Lookup Transformation Features
The Lookup Transformation allows you to populate the cache using a separate pipeline in either the same or a different package. You can use source data from any location that can be accessed by the SSIS Data Flow. This cache option makes it convenient to load a file or table into memory, and this data can be used by multiple Data Flows in multiple packages. Prior to SQL Server 2008, you needed to reload the cache every time it was used. For example, if you had two Data Flow Tasks in the same package and each required the same reference data set, each Lookup Transformation would load its own copy of the cache separately. You can persist the cache to virtual memory or to permanent file storage.

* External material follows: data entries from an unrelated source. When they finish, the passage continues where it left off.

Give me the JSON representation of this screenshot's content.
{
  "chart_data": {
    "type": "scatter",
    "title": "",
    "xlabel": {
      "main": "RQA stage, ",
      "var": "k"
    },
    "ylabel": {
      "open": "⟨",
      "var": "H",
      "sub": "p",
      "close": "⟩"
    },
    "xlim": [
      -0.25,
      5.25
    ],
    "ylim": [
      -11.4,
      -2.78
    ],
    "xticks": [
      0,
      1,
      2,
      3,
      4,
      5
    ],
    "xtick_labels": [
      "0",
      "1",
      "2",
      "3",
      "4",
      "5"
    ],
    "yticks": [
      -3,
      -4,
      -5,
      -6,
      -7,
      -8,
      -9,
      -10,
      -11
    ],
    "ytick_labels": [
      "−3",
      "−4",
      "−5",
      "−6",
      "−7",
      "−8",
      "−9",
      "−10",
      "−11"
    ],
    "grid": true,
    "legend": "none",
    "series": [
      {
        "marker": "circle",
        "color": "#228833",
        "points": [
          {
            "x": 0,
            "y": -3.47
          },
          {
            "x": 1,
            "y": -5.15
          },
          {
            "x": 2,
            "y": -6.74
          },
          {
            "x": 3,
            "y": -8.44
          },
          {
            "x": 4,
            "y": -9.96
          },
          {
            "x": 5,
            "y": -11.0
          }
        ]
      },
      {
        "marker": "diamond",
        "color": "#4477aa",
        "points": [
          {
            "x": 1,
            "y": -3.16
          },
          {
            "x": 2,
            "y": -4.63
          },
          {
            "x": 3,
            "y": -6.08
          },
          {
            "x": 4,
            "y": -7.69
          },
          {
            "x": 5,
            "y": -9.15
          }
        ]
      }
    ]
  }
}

This means that within the same package, multiple Lookup Transformations can share the same cache. The cache does not need to be reloaded for multiple Data Flows or if the same Data Flow is executed multiple times during a package execution, such as when the Data Flow Task is executed within a Foreach Loop Container. You can also persist the cache to a file and share it with other packages. The cache file format is optimized for speed; it can be much faster than reloading the reference data set from the original relational source.

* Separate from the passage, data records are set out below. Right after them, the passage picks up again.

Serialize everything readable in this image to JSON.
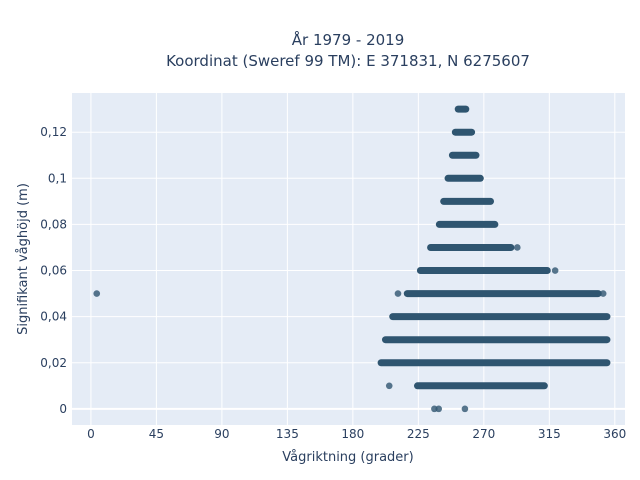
{
  "chart_data": {
    "type": "scatter",
    "title": "År 1979 - 2019",
    "subtitle": "Koordinat (Sweref 99 TM): E 371831, N 6275607",
    "xlabel": "Vågriktning (grader)",
    "ylabel": "Signifikant våghöjd (m)",
    "xlim": [
      -13,
      367
    ],
    "ylim": [
      -0.007,
      0.137
    ],
    "x_ticks": [
      0,
      45,
      90,
      135,
      180,
      225,
      270,
      315,
      360
    ],
    "x_tick_labels": [
      "0",
      "45",
      "90",
      "135",
      "180",
      "225",
      "270",
      "315",
      "360"
    ],
    "y_ticks": [
      0,
      0.02,
      0.04,
      0.06,
      0.08,
      0.1,
      0.12
    ],
    "y_tick_labels": [
      "0",
      "0,02",
      "0,04",
      "0,06",
      "0,08",
      "0,1",
      "0,12"
    ],
    "grid": true,
    "marker_color": "#2f5570",
    "plot_background": "#e5ecf6",
    "bands": [
      {
        "y": 0.13,
        "x_min": 250,
        "x_max": 260
      },
      {
        "y": 0.12,
        "x_min": 248,
        "x_max": 264
      },
      {
        "y": 0.11,
        "x_min": 246,
        "x_max": 267
      },
      {
        "y": 0.1,
        "x_min": 243,
        "x_max": 270
      },
      {
        "y": 0.09,
        "x_min": 240,
        "x_max": 277
      },
      {
        "y": 0.08,
        "x_min": 237,
        "x_max": 280
      },
      {
        "y": 0.07,
        "x_min": 231,
        "x_max": 291
      },
      {
        "y": 0.06,
        "x_min": 224,
        "x_max": 316
      },
      {
        "y": 0.05,
        "x_min": 215,
        "x_max": 351
      },
      {
        "y": 0.04,
        "x_min": 205,
        "x_max": 357
      },
      {
        "y": 0.03,
        "x_min": 200,
        "x_max": 357
      },
      {
        "y": 0.02,
        "x_min": 197,
        "x_max": 357
      },
      {
        "y": 0.01,
        "x_min": 222,
        "x_max": 314
      }
    ],
    "points": [
      {
        "x": 4,
        "y": 0.05
      },
      {
        "x": 211,
        "y": 0.05
      },
      {
        "x": 352,
        "y": 0.05
      },
      {
        "x": 319,
        "y": 0.06
      },
      {
        "x": 293,
        "y": 0.07
      },
      {
        "x": 205,
        "y": 0.01
      },
      {
        "x": 236,
        "y": 0.0
      },
      {
        "x": 239,
        "y": 0.0
      },
      {
        "x": 257,
        "y": 0.0
      }
    ]
  }
}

Another enhancement in the Lookup Transformation in SQL Server 2008 SSIS is the miss-cache feature. In scenarios where the component is configured to perform the Lookups directly against the database, the misscache feature enables you to optimize performance by optionally loading into cache the rows without matching entries in the reference data set. For example, if the component receives the value 123 in the incoming pipeline, but there are no matching entries in the reference data set, the component will not try to find that value in the reference data set again. In other words, the component “remembers” which values it did not find before. You can also specify how much memory the miss-cache should use (expressed as a percentage of the total cache limit, by default 20%). This reduces a redundant and expensive trip to the database. The miss-cache feature alone can contribute to performance improvement especially when you have a very large data set.

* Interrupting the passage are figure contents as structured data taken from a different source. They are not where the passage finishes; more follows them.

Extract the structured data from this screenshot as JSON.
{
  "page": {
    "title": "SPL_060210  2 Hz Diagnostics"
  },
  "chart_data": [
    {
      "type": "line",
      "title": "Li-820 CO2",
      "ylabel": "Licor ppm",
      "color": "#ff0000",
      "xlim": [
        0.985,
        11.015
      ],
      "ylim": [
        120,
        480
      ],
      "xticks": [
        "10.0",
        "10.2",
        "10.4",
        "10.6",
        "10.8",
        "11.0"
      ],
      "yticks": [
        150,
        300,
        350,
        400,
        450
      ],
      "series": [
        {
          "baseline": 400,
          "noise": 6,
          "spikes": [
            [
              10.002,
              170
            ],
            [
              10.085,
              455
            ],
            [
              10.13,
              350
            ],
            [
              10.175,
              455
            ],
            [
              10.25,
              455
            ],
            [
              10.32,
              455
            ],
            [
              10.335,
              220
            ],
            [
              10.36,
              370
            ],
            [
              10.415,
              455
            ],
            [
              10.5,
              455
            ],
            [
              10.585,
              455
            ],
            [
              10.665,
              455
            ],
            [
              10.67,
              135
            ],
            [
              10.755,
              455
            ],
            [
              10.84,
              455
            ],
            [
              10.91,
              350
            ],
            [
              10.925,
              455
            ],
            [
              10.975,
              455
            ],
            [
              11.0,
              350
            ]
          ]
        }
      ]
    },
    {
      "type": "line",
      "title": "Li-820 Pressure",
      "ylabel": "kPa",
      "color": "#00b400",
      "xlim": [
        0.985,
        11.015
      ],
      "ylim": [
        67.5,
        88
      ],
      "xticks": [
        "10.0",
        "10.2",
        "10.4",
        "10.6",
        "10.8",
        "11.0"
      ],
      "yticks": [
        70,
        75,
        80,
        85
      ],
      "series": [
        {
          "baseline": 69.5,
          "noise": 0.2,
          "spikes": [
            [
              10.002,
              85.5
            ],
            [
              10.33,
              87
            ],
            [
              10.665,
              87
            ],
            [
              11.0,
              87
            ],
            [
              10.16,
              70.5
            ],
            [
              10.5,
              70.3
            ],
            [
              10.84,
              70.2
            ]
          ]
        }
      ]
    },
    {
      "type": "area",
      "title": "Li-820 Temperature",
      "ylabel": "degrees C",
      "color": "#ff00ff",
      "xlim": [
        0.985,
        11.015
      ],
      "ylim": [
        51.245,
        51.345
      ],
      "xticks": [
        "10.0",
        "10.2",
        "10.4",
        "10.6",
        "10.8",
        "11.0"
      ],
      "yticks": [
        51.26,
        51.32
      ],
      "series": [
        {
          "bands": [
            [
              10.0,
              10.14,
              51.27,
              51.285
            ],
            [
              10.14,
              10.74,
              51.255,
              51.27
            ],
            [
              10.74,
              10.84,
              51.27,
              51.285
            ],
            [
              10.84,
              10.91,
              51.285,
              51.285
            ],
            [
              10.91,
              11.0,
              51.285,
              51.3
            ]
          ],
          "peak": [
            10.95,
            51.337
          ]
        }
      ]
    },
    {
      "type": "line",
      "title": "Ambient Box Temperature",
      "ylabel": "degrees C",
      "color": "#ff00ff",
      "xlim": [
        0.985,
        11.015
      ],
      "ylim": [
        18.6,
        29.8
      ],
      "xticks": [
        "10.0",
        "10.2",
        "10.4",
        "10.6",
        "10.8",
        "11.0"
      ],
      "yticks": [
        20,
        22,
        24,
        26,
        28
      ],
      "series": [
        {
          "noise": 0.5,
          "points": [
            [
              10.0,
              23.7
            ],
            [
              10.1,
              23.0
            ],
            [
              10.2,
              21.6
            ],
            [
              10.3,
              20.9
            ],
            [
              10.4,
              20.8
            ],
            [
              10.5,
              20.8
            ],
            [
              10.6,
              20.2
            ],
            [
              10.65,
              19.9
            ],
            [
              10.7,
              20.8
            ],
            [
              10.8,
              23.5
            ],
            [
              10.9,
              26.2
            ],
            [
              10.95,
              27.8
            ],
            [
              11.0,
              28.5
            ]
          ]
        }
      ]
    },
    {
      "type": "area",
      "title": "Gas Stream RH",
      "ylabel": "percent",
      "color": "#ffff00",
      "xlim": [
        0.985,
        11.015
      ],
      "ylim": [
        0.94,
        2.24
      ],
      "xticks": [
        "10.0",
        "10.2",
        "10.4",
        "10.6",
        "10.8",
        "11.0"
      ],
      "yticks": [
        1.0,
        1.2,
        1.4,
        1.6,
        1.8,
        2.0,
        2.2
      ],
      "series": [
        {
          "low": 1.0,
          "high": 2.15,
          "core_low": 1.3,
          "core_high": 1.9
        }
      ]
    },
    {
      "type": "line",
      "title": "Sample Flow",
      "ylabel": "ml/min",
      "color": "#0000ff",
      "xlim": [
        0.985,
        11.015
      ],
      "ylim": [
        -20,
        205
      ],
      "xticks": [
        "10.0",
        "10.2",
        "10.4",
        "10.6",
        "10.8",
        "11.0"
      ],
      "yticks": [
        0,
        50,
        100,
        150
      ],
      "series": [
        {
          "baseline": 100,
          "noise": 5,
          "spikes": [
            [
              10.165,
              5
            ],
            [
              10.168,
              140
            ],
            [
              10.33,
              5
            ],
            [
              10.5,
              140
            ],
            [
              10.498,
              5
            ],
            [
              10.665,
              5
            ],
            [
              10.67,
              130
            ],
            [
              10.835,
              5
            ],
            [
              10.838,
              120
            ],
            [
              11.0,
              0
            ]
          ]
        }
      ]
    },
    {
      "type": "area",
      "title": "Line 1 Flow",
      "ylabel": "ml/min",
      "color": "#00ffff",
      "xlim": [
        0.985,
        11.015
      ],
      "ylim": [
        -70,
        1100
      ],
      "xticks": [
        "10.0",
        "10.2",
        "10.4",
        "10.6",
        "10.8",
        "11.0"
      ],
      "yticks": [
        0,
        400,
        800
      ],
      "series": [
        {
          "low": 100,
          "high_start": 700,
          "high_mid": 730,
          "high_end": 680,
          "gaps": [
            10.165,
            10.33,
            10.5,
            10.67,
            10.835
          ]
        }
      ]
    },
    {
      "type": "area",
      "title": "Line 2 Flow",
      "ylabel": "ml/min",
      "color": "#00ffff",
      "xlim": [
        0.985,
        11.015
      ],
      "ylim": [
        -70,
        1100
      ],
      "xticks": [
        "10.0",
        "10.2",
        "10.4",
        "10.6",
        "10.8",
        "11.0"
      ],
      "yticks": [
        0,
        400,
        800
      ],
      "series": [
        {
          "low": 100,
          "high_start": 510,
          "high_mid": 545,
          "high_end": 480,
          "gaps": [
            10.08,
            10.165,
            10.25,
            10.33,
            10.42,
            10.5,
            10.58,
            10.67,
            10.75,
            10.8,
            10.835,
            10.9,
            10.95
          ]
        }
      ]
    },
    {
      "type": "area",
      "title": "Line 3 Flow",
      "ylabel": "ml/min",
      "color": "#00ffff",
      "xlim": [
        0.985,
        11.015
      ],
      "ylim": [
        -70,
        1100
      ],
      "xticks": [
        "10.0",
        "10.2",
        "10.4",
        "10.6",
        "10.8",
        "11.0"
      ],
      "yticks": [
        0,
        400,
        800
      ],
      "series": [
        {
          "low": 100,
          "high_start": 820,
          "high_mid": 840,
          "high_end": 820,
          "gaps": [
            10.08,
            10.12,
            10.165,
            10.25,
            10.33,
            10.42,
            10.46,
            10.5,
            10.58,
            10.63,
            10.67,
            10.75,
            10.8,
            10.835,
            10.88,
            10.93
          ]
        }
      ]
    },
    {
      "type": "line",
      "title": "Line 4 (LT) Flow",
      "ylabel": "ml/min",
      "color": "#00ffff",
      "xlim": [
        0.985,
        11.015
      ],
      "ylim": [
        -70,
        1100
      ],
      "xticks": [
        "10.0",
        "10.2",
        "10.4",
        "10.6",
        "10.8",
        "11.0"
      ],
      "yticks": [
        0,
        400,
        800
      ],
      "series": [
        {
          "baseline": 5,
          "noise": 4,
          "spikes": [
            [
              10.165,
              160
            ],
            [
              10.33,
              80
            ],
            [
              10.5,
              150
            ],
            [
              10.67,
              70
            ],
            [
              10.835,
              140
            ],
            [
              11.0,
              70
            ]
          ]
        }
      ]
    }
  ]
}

In the 2005 version of the component, the Lookup Transformation had only two outputs — one for matched rows and another that combined nonmatches and errors. However, the latter output caused much dismay with SSIS users — it is often the case that a nonmatch is not an error and is in fact expected. In 2008 and later the component has one output for nonmatches and a separate output for true errors (such as truncations). Note that the old combined output is still available as an option for backward compatibility. This combined error and nonmatching output can be separated by placing a Conditional Split Transformation after the Lookup, but it is no longer necessary because of the separate outputs.
Note: To troubleshoot issues you may have with SSIS, you can add Data Viewers into a Data Flow on the lines connecting the components. Data Viewers give you a peek at the rows in memory. They also pause the Data Flow at the point the data reaches the viewer.